We are happy to share that last year, 12 papers were published using our devices to measure brain and muscle oxygenation at the same time. Below, we present an overview of the application areas of these papers published in 2024, as seen in Figure 1, and highlight outstanding literature per category.

Sports Science

Sports and movement not only have a positive effect on muscle growth and performance, but also improve neural functions, for instance on a cognitive and executive level. Hence, measuring brain and muscle simultaneously during exercise performance can provide important insights into the physiological mechanisms of the complete human body. This can further be used, for instance, for developing therapy strategies for clinical populations or improvement strategies for the performance of elite athletes.

To assess the latter, Woorons et al. performed a study examining the effects of hypoventilation-induced hypoxia on the repetition of high-intensity training efforts in elite judo athletes. Participants were randomly divided into two groups, performing 8 sessions of rowing repeated-sprint exercise, either with hypoventilation or with unrestricted breathing. Before, 5-days after and 12-days after the training, muscle and brain oxygenation were measured using the PortaMon and PortaLite, respectively. Findings showed that the hypoventilation protocol applied improved the athletes’ ability to repeat high-intensity and demonstrated redistribution of blood volume to meet theincreased muscle perfusion. 

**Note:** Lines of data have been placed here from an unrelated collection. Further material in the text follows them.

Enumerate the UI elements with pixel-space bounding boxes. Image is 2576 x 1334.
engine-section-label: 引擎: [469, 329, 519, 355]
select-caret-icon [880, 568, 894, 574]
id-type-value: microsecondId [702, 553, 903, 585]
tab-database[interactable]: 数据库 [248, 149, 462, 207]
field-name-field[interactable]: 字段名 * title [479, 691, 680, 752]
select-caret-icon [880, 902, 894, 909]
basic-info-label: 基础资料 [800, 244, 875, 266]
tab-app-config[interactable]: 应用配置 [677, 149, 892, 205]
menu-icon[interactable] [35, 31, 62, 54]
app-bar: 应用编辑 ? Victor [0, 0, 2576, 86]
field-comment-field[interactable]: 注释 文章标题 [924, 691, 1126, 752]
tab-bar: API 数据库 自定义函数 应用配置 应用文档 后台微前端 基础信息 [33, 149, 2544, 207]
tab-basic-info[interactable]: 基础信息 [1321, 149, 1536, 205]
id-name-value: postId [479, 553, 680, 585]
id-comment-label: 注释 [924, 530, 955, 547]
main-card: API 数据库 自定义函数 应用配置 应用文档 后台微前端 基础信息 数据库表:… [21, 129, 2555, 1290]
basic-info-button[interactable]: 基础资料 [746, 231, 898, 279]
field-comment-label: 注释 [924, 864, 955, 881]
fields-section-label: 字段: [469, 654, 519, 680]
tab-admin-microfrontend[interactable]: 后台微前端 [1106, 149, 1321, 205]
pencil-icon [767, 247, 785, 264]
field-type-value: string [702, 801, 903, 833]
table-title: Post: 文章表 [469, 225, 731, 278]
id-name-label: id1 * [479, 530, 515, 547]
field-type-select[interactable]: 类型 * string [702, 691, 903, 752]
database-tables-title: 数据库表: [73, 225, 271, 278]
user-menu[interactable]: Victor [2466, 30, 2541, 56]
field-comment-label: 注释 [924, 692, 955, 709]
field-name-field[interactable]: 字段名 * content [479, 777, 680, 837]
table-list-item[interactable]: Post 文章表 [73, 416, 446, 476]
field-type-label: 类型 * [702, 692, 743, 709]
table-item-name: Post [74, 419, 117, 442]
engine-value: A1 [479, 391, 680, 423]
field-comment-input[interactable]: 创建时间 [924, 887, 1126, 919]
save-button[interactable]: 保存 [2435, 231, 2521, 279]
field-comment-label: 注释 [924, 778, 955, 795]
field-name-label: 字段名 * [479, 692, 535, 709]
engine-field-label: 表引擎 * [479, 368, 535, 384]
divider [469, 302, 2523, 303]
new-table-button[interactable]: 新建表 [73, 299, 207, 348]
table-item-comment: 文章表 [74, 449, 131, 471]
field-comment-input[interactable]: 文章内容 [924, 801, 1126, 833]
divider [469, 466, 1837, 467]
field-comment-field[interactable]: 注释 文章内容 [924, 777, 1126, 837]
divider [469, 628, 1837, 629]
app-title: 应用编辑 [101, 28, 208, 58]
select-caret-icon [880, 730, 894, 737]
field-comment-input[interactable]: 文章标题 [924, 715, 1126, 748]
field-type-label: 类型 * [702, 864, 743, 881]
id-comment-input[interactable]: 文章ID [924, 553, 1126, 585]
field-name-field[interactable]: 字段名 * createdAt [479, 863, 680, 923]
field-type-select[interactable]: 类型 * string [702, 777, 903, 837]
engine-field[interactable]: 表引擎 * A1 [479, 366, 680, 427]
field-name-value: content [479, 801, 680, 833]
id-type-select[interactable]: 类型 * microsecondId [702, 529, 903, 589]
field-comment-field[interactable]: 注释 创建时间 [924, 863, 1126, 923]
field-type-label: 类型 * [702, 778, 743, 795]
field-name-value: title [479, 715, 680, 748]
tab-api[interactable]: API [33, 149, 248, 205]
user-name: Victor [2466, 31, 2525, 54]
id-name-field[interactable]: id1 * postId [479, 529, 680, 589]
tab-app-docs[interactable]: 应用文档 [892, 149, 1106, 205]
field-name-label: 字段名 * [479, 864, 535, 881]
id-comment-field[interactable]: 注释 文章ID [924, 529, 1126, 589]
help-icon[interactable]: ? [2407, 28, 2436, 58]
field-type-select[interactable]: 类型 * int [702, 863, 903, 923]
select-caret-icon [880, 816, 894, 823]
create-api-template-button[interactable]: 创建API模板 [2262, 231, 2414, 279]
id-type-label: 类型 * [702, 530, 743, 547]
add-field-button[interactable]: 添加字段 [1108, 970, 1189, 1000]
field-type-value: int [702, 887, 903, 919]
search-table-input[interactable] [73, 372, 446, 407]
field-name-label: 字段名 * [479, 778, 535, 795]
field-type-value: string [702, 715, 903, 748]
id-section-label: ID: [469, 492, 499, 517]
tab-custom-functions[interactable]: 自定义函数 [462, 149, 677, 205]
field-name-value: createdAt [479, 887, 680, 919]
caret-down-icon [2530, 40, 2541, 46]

Clinical and rehabilitation

Clinical conditions in various fields, such as cardiology or neurology, often involve changes in oxygen status in the body. These changes may differ in terms of central oxygenation in the brain and peripheral oxygenation in the skeletal muscle tissue. Measuring NIRS from the brain and muscle simultaneously can be used to assess differences in oxygenation at different sites, which can further be compared between healthy and clinical populations. Additionally, it can be applied to assess the effects of therapy strategies on the whole body in diseased participants.

In a study published in 2024, Machfer et al. investigated whether exercise-induced neuromuscular fatigue is linked to oxygen supply in the brain and muscle to provide insights into reduced exercise capacity in patients with end-stage renal disease (ESRD). Amongst other measurements, tissue oxygenation was measured on the prefrontal cortex and vastus lateralis simultaneously using the OxyMon in ESRD and healthy controls during exercise. Results indicated that cerebral hypoperfusion might play a role in the reduction of exercise capacity in ESRD patients.  

Hypoxia and altitude

Hypoxia is defined as any condition in which the oxygen demand of a tissue exceeds its supply leading to oxygen deprivation. Since the body is in constant need of oxygen, it has developed various mechanisms to detect the oxygen level, as well as to counter hypoxia and achieve a higher oxygen supply. Measuring oxygenation with NIRS of both the brain and muscle simultaneously during hypoxia and altitude studies can help understand the effects of hypoxic conditions on central and peripheral mechanisms. Furthermore, it can be used to investigate coping mechanisms for hypoxia and how they influence whole-body oxygenation.

Narang and colleagues compared the response of prematurely born and term-born adults during early high-altitude acclimatization at rest and during exercise performance. Amongst other measurements, brain and muscle oxygenation were measured using the PortaLite during a 3-day high altitude stay. Findings demonstrated comparable acclimatization between term- and preterm-born adults, with the latter even showing better maintenance of cerebral oxygenation at rest.